Brown is trying to help, and at 44, she's been doing that all of her adult life, one way or another. She was born in 1970 in Charlottesville, Va., and soon moved with her family to Atlanta.

Armed with a bachelor's degree in political science from Davidson College near Charlotte, N.C., she dove deeply into the world of public service in 1992, while still in her early 20s.

"It had been my dream from high school to go live and work in Washington, D.C.," she said, and that's what she did.

By her late 20s, she was public policy director at the Council on Foundations, serving and representing charitable foundations across the country.

"I started there in a very administrative role and over seven years worked my way up," she said. "I was the youngest person to ever be in a director position in that organization."

While working at the Council on Foundations, she got a master's degree in creative writing through Johns Hopkins University in Baltimore.

"I loved living in DC. I had a perfect lifestyle.

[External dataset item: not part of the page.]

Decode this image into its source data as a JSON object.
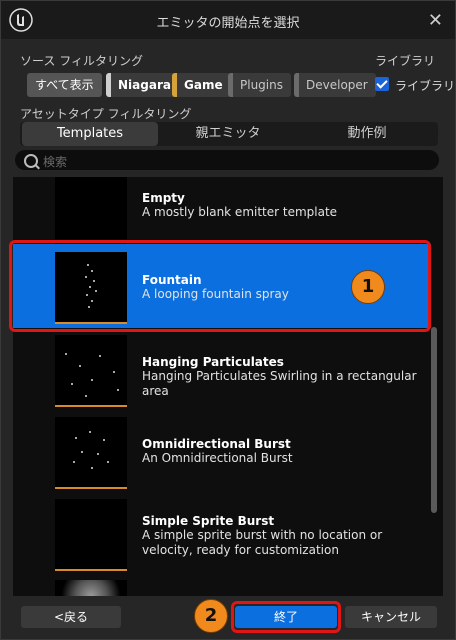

No car. I walked to work," Brown remembered.

Then she discovered California.

"I came to San Francisco for a conference in 2001. I had never been west of the Mississippi River. I fell in love with San Francisco, and I sent for my things. I told my boss, 'I'm going to have to move to San Francisco,'" Brown said.

While she was living in San Francisco, Brown began working farther north, in Marin County. From 2006 to 2008, she worked at Bank of America there, advising bank clients about philanthropic donations.

From 2008 to 2012, she served as a vice-president at the Marin Community Foundation, where her romantic partner, Tom Peters, is still president and CEO. When she started her current job, Brown moved to Sonoma County.

"We both have careers that are very community-based," Brown said. "So Tom lives in San Rafael and I live in Healdsburg, and we get together when we can."